CVS divides its operations into a Pharmacy Services Segment and a Retail Pharmacy Segment. In terms of gross profit, the Retail Pharmacy Segment plays a much more important role, as it accounted for $4.95 billion of the $5.58 billion total. Gross profits in the Retail Pharmacy Segment increased by 8.3% compared to the same quarter in 2012, although this was largely driven by the fact that Easter (which has a large impact on front-store sales) was in April in 2012 and March this year.
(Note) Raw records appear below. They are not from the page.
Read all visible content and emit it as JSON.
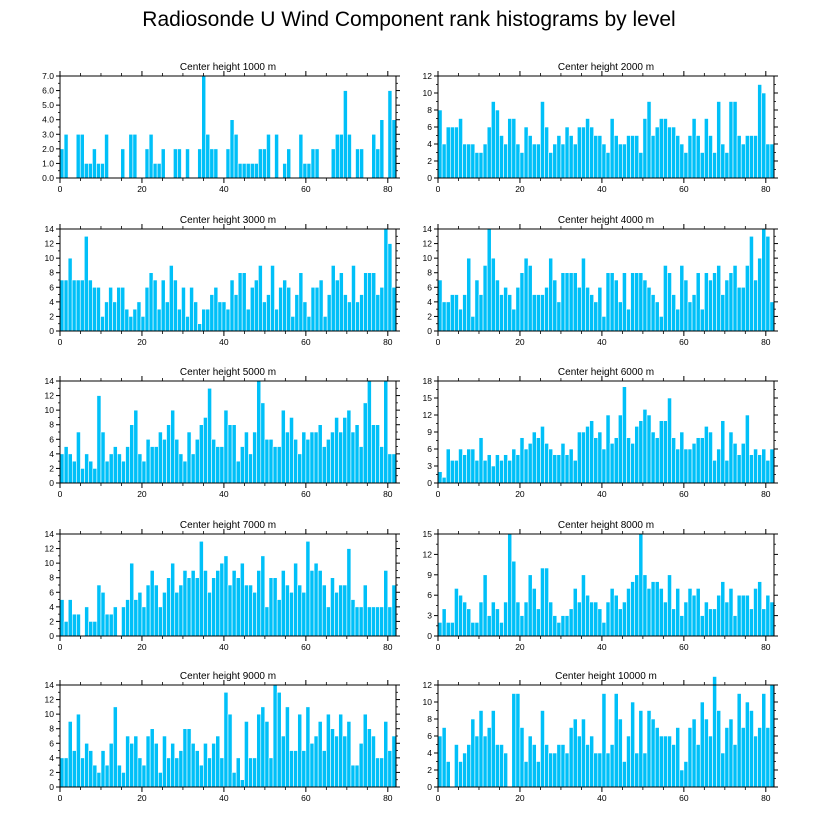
{
  "figure": {
    "title": "Radiosonde U Wind Component rank histograms by level"
  },
  "colors": {
    "bar": "#00c0f8",
    "bar_edge": "#ffffff",
    "axis": "#000000"
  },
  "chart_data": [
    {
      "type": "bar",
      "title": "Center height 1000 m",
      "yticks": [
        "0.0",
        "1.0",
        "2.0",
        "3.0",
        "4.0",
        "5.0",
        "6.0",
        "7.0"
      ],
      "ylim": [
        0,
        7
      ],
      "xticks": [
        "0",
        "20",
        "40",
        "60",
        "80"
      ],
      "xlim": [
        0,
        82
      ],
      "values": [
        2,
        3,
        0,
        0,
        3,
        3,
        1,
        1,
        2,
        1,
        1,
        3,
        0,
        0,
        0,
        2,
        0,
        3,
        3,
        0,
        0,
        2,
        3,
        1,
        1,
        2,
        0,
        0,
        2,
        2,
        0,
        2,
        0,
        0,
        2,
        7,
        3,
        2,
        2,
        0,
        0,
        2,
        4,
        3,
        1,
        1,
        1,
        1,
        1,
        2,
        2,
        3,
        0,
        3,
        0,
        1,
        2,
        0,
        0,
        3,
        1,
        1,
        2,
        2,
        0,
        0,
        0,
        2,
        3,
        3,
        6,
        3,
        0,
        2,
        2,
        0,
        0,
        3,
        2,
        4,
        0,
        6,
        4
      ]
    },
    {
      "type": "bar",
      "title": "Center height 2000 m",
      "yticks": [
        "0",
        "2",
        "4",
        "6",
        "8",
        "10",
        "12"
      ],
      "ylim": [
        0,
        12
      ],
      "xticks": [
        "0",
        "20",
        "40",
        "60",
        "80"
      ],
      "xlim": [
        0,
        82
      ],
      "values": [
        8,
        4,
        6,
        6,
        6,
        7,
        4,
        4,
        4,
        3,
        3,
        4,
        6,
        9,
        8,
        5,
        4,
        7,
        7,
        4,
        3,
        6,
        5,
        4,
        4,
        9,
        6,
        3,
        4,
        5,
        4,
        6,
        5,
        4,
        6,
        6,
        7,
        6,
        5,
        5,
        4,
        3,
        7,
        5,
        4,
        4,
        5,
        5,
        5,
        3,
        7,
        9,
        5,
        6,
        7,
        7,
        6,
        6,
        5,
        4,
        3,
        5,
        7,
        5,
        3,
        7,
        5,
        3,
        9,
        4,
        3,
        9,
        9,
        5,
        4,
        5,
        5,
        5,
        11,
        10,
        4,
        4
      ]
    },
    {
      "type": "bar",
      "title": "Center height 3000 m",
      "yticks": [
        "0",
        "2",
        "4",
        "6",
        "8",
        "10",
        "12",
        "14"
      ],
      "ylim": [
        0,
        14
      ],
      "xticks": [
        "0",
        "20",
        "40",
        "60",
        "80"
      ],
      "xlim": [
        0,
        82
      ],
      "values": [
        7,
        7,
        10,
        7,
        7,
        7,
        13,
        7,
        6,
        6,
        2,
        4,
        6,
        4,
        6,
        6,
        3,
        2,
        3,
        4,
        2,
        6,
        8,
        7,
        3,
        7,
        4,
        9,
        7,
        3,
        6,
        2,
        6,
        4,
        1,
        3,
        3,
        5,
        6,
        4,
        4,
        3,
        7,
        5,
        8,
        8,
        3,
        6,
        7,
        9,
        4,
        5,
        9,
        3,
        6,
        7,
        6,
        2,
        5,
        8,
        4,
        2,
        6,
        6,
        7,
        2,
        5,
        9,
        7,
        8,
        5,
        4,
        9,
        4,
        5,
        8,
        8,
        8,
        5,
        6,
        14,
        12,
        6
      ]
    },
    {
      "type": "bar",
      "title": "Center height 4000 m",
      "yticks": [
        "0",
        "2",
        "4",
        "6",
        "8",
        "10",
        "12",
        "14"
      ],
      "ylim": [
        0,
        14
      ],
      "xticks": [
        "0",
        "20",
        "40",
        "60",
        "80"
      ],
      "xlim": [
        0,
        82
      ],
      "values": [
        7,
        4,
        4,
        5,
        5,
        3,
        5,
        10,
        2,
        7,
        5,
        9,
        14,
        10,
        7,
        5,
        6,
        5,
        3,
        6,
        8,
        10,
        9,
        5,
        5,
        5,
        6,
        10,
        7,
        4,
        8,
        8,
        8,
        8,
        6,
        10,
        6,
        5,
        4,
        6,
        2,
        8,
        8,
        7,
        4,
        8,
        3,
        8,
        8,
        8,
        7,
        6,
        5,
        4,
        2,
        9,
        8,
        5,
        3,
        9,
        7,
        4,
        5,
        8,
        3,
        8,
        7,
        8,
        9,
        5,
        7,
        8,
        9,
        6,
        6,
        9,
        13,
        7,
        10,
        14,
        13,
        4
      ]
    },
    {
      "type": "bar",
      "title": "Center height 5000 m",
      "yticks": [
        "0",
        "2",
        "4",
        "6",
        "8",
        "10",
        "12",
        "14"
      ],
      "ylim": [
        0,
        14
      ],
      "xticks": [
        "0",
        "20",
        "40",
        "60",
        "80"
      ],
      "xlim": [
        0,
        82
      ],
      "values": [
        4,
        5,
        4,
        3,
        7,
        2,
        4,
        3,
        2,
        12,
        7,
        3,
        4,
        5,
        4,
        3,
        5,
        8,
        10,
        4,
        3,
        6,
        5,
        5,
        7,
        6,
        8,
        10,
        6,
        4,
        3,
        7,
        4,
        6,
        8,
        9,
        13,
        6,
        5,
        5,
        10,
        8,
        8,
        3,
        5,
        7,
        4,
        7,
        14,
        11,
        6,
        6,
        5,
        5,
        10,
        7,
        9,
        6,
        4,
        7,
        6,
        7,
        7,
        8,
        5,
        6,
        7,
        9,
        7,
        9,
        10,
        7,
        8,
        5,
        11,
        14,
        8,
        8,
        5,
        14,
        4,
        4
      ]
    },
    {
      "type": "bar",
      "title": "Center height 6000 m",
      "yticks": [
        "0",
        "3",
        "6",
        "9",
        "12",
        "15",
        "18"
      ],
      "ylim": [
        0,
        18
      ],
      "xticks": [
        "0",
        "20",
        "40",
        "60",
        "80"
      ],
      "xlim": [
        0,
        82
      ],
      "values": [
        2,
        1,
        6,
        4,
        4,
        6,
        5,
        6,
        6,
        4,
        8,
        4,
        5,
        3,
        5,
        4,
        5,
        4,
        6,
        5,
        8,
        6,
        7,
        9,
        8,
        10,
        7,
        6,
        5,
        5,
        7,
        5,
        6,
        4,
        9,
        9,
        10,
        11,
        8,
        9,
        6,
        12,
        7,
        8,
        12,
        17,
        8,
        7,
        10,
        11,
        13,
        12,
        9,
        8,
        11,
        11,
        15,
        8,
        6,
        9,
        6,
        6,
        7,
        8,
        8,
        10,
        9,
        4,
        6,
        11,
        4,
        9,
        7,
        5,
        7,
        12,
        5,
        6,
        5,
        6,
        4,
        6
      ]
    },
    {
      "type": "bar",
      "title": "Center height 7000 m",
      "yticks": [
        "0",
        "2",
        "4",
        "6",
        "8",
        "10",
        "12",
        "14"
      ],
      "ylim": [
        0,
        14
      ],
      "xticks": [
        "0",
        "20",
        "40",
        "60",
        "80"
      ],
      "xlim": [
        0,
        82
      ],
      "values": [
        5,
        2,
        5,
        3,
        3,
        0,
        4,
        2,
        2,
        7,
        6,
        3,
        3,
        4,
        0,
        4,
        5,
        10,
        5,
        6,
        4,
        7,
        9,
        7,
        4,
        6,
        8,
        10,
        6,
        7,
        9,
        8,
        9,
        8,
        13,
        9,
        6,
        8,
        9,
        10,
        11,
        7,
        9,
        8,
        10,
        7,
        7,
        6,
        9,
        11,
        4,
        8,
        8,
        5,
        9,
        7,
        6,
        10,
        7,
        6,
        13,
        9,
        10,
        9,
        7,
        4,
        8,
        6,
        7,
        7,
        12,
        5,
        4,
        4,
        7,
        4,
        4,
        4,
        4,
        9,
        4,
        7
      ]
    },
    {
      "type": "bar",
      "title": "Center height 8000 m",
      "yticks": [
        "0",
        "3",
        "6",
        "9",
        "12",
        "15"
      ],
      "ylim": [
        0,
        15
      ],
      "xticks": [
        "0",
        "20",
        "40",
        "60",
        "80"
      ],
      "xlim": [
        0,
        82
      ],
      "values": [
        2,
        4,
        2,
        2,
        7,
        6,
        5,
        4,
        2,
        2,
        5,
        9,
        3,
        5,
        4,
        2,
        5,
        15,
        11,
        5,
        3,
        5,
        9,
        7,
        4,
        10,
        10,
        5,
        3,
        2,
        3,
        3,
        4,
        7,
        5,
        9,
        6,
        5,
        5,
        4,
        2,
        5,
        7,
        6,
        4,
        5,
        7,
        8,
        9,
        15,
        9,
        7,
        8,
        8,
        7,
        5,
        9,
        4,
        7,
        3,
        5,
        7,
        6,
        7,
        3,
        5,
        4,
        4,
        6,
        8,
        5,
        7,
        3,
        6,
        6,
        6,
        4,
        7,
        8,
        4,
        6,
        5
      ]
    },
    {
      "type": "bar",
      "title": "Center height 9000 m",
      "yticks": [
        "0",
        "2",
        "4",
        "6",
        "8",
        "10",
        "12",
        "14"
      ],
      "ylim": [
        0,
        14
      ],
      "xticks": [
        "0",
        "20",
        "40",
        "60",
        "80"
      ],
      "xlim": [
        0,
        82
      ],
      "values": [
        4,
        4,
        9,
        5,
        10,
        4,
        6,
        5,
        3,
        2,
        5,
        3,
        6,
        11,
        3,
        2,
        7,
        6,
        7,
        4,
        3,
        7,
        8,
        6,
        2,
        7,
        4,
        6,
        4,
        5,
        8,
        8,
        6,
        5,
        3,
        6,
        4,
        6,
        7,
        4,
        13,
        10,
        2,
        4,
        1,
        9,
        4,
        4,
        10,
        11,
        9,
        4,
        14,
        13,
        7,
        11,
        5,
        5,
        10,
        5,
        11,
        6,
        7,
        9,
        5,
        10,
        8,
        7,
        10,
        7,
        9,
        3,
        3,
        6,
        10,
        8,
        7,
        4,
        4,
        9,
        5,
        7
      ]
    },
    {
      "type": "bar",
      "title": "Center height 10000 m",
      "yticks": [
        "0",
        "2",
        "4",
        "6",
        "8",
        "10",
        "12"
      ],
      "ylim": [
        0,
        12
      ],
      "xticks": [
        "0",
        "20",
        "40",
        "60",
        "80"
      ],
      "xlim": [
        0,
        82
      ],
      "values": [
        6,
        7,
        3,
        0,
        5,
        3,
        4,
        5,
        8,
        6,
        9,
        6,
        7,
        9,
        5,
        5,
        4,
        0,
        11,
        11,
        7,
        3,
        6,
        5,
        3,
        9,
        5,
        4,
        4,
        5,
        5,
        4,
        7,
        8,
        6,
        8,
        5,
        6,
        4,
        4,
        11,
        4,
        5,
        11,
        8,
        3,
        6,
        10,
        4,
        9,
        4,
        9,
        8,
        7,
        6,
        6,
        6,
        5,
        7,
        2,
        3,
        7,
        8,
        5,
        10,
        8,
        6,
        13,
        9,
        4,
        7,
        8,
        5,
        11,
        7,
        10,
        9,
        6,
        7,
        11,
        7,
        12
      ]
    }
  ]
}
For this same reason, profits in this segment next quarter could be slightly less impressive than expected if this holiday shift isn't accounted for.
There are only a few risks that could potentially impact the operations of CVS. First, a general economic decline could result in a decrease of purchasing power for consumers, which would entail a decrease in revenue and earnings for CVS. A second risk pointed out in the company's quarterly report is the efforts being made to reduce reimbursement levels for generic drugs. With unpredictable modern day politics, where healthcare is such an important subject, a change could be made quite rapidly that could effect CVS in either a positive or negative way. The legislation that will come to pass is quite unpredictable, and the results could vary.
Overall, CVS has had very few problems with growing its business in an efficient and effective manner. Many investors might not look at CVS with any respect because the company isn't exactly starting any revolution. Nevertheless, the company is making money. Revenues and profits continue to rise as CVS dominates the drug store industry. And as I previously addressed, there are very few (if any) risks that need to be paid serious attention to. On top of all this, CVS offers a dividend of 90 cents per share.
Disclosure: I have no positions in any stocks mentioned, and no plans to initiate any positions within the next 72 hours. I wrote this article myself, and it expresses my own opinions. I am not receiving compensation for it (other than from Seeking Alpha). I have no business relationship with any company whose stock is mentioned in this article.